Dorothy Rice had the right qualifications for the moment: "I had a very voluptuous body, with a young, very blank face."
And somehow designer Christian Dior saw in this Brooklyn teen-ager the right face and body for his legendary "new look"--the ultrafeminine, hourglass style that set the fashion tone for the 1950s.
The daughter of a New York artist, Rice, a fledgling fashion model at 16, suddenly found her image--adorned in Dior--in pages of Vogue and numerous European magazines. And although Rice's appearance became synonymous with the '50s woman, she never took the prescribed '50s course of domesticity and motherhood.
Rice remained a model for 15 years, later turning to acting. She now lives with her husband, producer Stanley Chase, in Los Angeles, where she records her impressions of L.A. life in a flurry of paintings that cover almost every wall in the couple's plush West L.A. condo.
Lately, she's also been spotting pictures of her former self in TV and print retrospectives celebrating the 40th anniversary of the new look. "It's such an eerie feeling" she says, remembering those self-absorbed modeling years.
"When you're a model, you're the center--all that matters is that you look a certain way for the camera. Now I find it much more interesting to look at the world around me," says Rice, who, sitting in her all-white living room, still has the air of a pampered, indoor woman.
Rice had been an artist's model since childhood and had just joined the John Robert Powers agency in New York, when she learned that the fashion industry was looking for females "who looked French."

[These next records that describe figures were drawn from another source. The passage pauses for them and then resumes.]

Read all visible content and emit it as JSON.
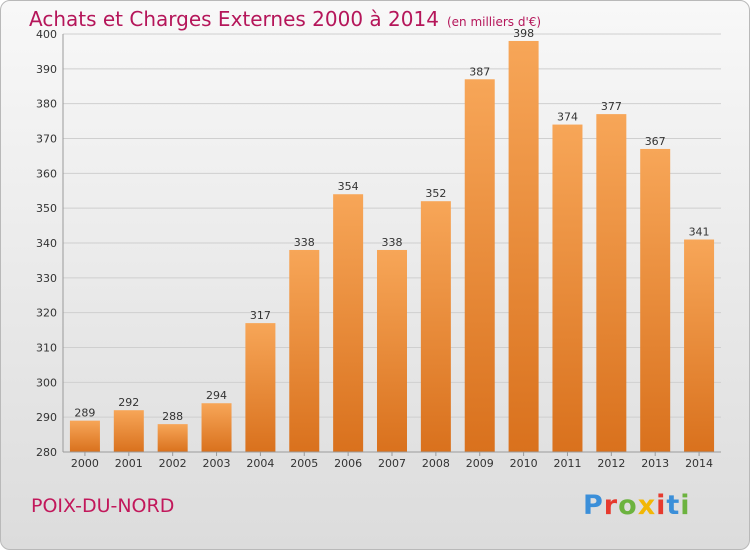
{
  "header": {
    "title": "Achats et Charges Externes 2000 à 2014",
    "subtitle": "(en milliers d'€)"
  },
  "footer": {
    "commune": "POIX-DU-NORD",
    "logo_text": "Proxiti"
  },
  "colors": {
    "title": "#b5165a",
    "bar_top": "#f7a658",
    "bar_bottom": "#d9711d",
    "logo": [
      "#3b8fd9",
      "#e63a2e",
      "#6cb33f",
      "#f2b705",
      "#e63a2e",
      "#3b8fd9",
      "#6cb33f"
    ]
  },
  "chart_data": {
    "type": "bar",
    "categories": [
      "2000",
      "2001",
      "2002",
      "2003",
      "2004",
      "2005",
      "2006",
      "2007",
      "2008",
      "2009",
      "2010",
      "2011",
      "2012",
      "2013",
      "2014"
    ],
    "values": [
      289,
      292,
      288,
      294,
      317,
      338,
      354,
      338,
      352,
      387,
      398,
      374,
      377,
      367,
      341
    ],
    "ylim": [
      280,
      400
    ],
    "yticks": [
      280,
      290,
      300,
      310,
      320,
      330,
      340,
      350,
      360,
      370,
      380,
      390,
      400
    ],
    "grid": true,
    "data_labels": true
  }
}
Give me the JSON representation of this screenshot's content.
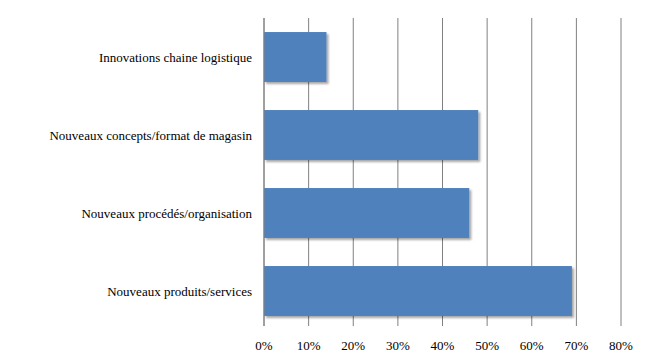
{
  "chart_data": {
    "type": "bar",
    "orientation": "horizontal",
    "categories": [
      "Innovations chaine logistique",
      "Nouveaux concepts/format de magasin",
      "Nouveaux procédés/organisation",
      "Nouveaux produits/services"
    ],
    "values": [
      14,
      48,
      46,
      69
    ],
    "color": "#4f81bd",
    "xlim": [
      0,
      80
    ],
    "xticks": [
      {
        "value": 0,
        "label": "0%"
      },
      {
        "value": 10,
        "label": "10%"
      },
      {
        "value": 20,
        "label": "20%"
      },
      {
        "value": 30,
        "label": "30%"
      },
      {
        "value": 40,
        "label": "40%"
      },
      {
        "value": 50,
        "label": "50%"
      },
      {
        "value": 60,
        "label": "60%"
      },
      {
        "value": 70,
        "label": "70%"
      },
      {
        "value": 80,
        "label": "80%"
      }
    ],
    "grid": true
  }
}
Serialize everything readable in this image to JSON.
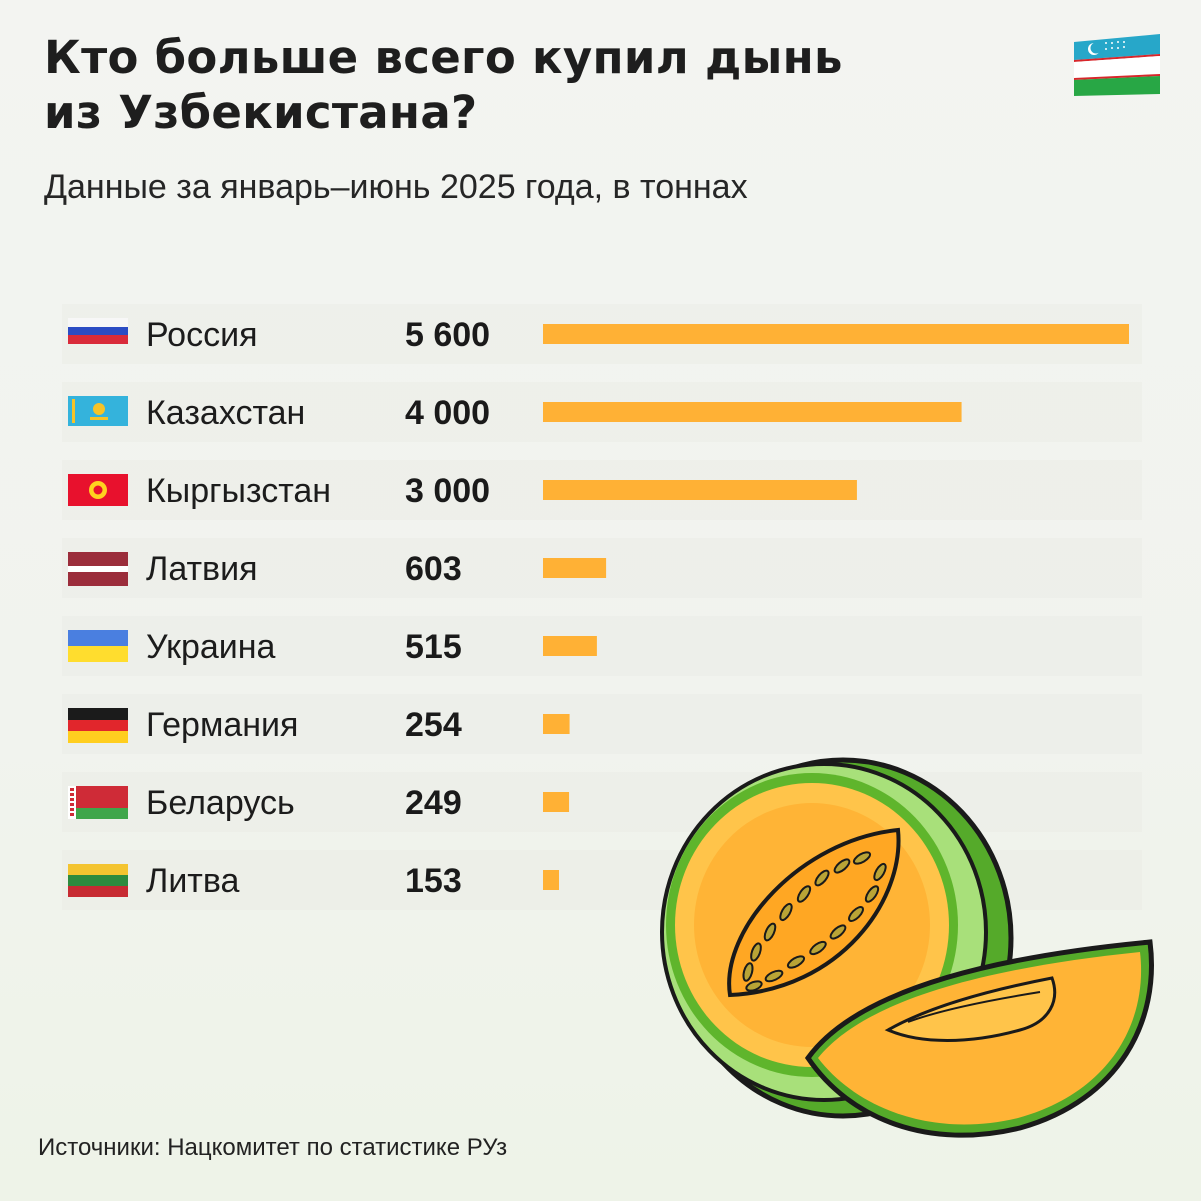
{
  "header": {
    "title_line1": "Кто больше всего купил дынь",
    "title_line2": "из Узбекистана?",
    "subtitle": "Данные за январь–июнь 2025 года, в тоннах"
  },
  "footer": {
    "source": "Источники: Нацкомитет по статистике РУз"
  },
  "colors": {
    "bar": "#ffb135",
    "row_band": "#e9ebe5",
    "text": "#1c1c1c"
  },
  "chart_data": {
    "type": "bar",
    "orientation": "horizontal",
    "categories": [
      "Россия",
      "Казахстан",
      "Кыргызстан",
      "Латвия",
      "Украина",
      "Германия",
      "Беларусь",
      "Литва"
    ],
    "values": [
      5600,
      4000,
      3000,
      603,
      515,
      254,
      249,
      153
    ],
    "value_labels": [
      "5 600",
      "4 000",
      "3 000",
      "603",
      "515",
      "254",
      "249",
      "153"
    ],
    "flags": [
      "russia-flag",
      "kazakhstan-flag",
      "kyrgyzstan-flag",
      "latvia-flag",
      "ukraine-flag",
      "germany-flag",
      "belarus-flag",
      "lithuania-flag"
    ],
    "xlim": [
      0,
      5600
    ],
    "grid": false
  }
}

She says photographer Serge Balkin took some shots of her with matte makeup and upswept hair--creating a grown-up image that soon had Vogue magazine sending the teen-ager to London and Paris, and Christian Dior seeking her out as his "new look" model.
"It was an acting job for me. I was being very sophisticated. But I just happened to be right for that French coquette look," she says.
The portfolio created during those months in Europe with Dior, Balmain, Balenciaga and others carried her professionally "for at least 10 years," she says. And although she made good money during those early times, she had nothing to show for it later.
'Help People With Talent'
"Unfortunately, I gave it to a lot of writers. I'm one of these people who likes to help people with talent," she says with a smile. "I was idealistic."
Rice was an actress until the 1960s, when she turned to art--and she's been painting ever since. But she continues to watch the changing flock of models. "There are so many beautiful girls today. Even the men are getting beautiful," she says. She admires a lot of American designers today, but considers their clothes overpriced and poorly made.
"I had better clothes to model," she confides.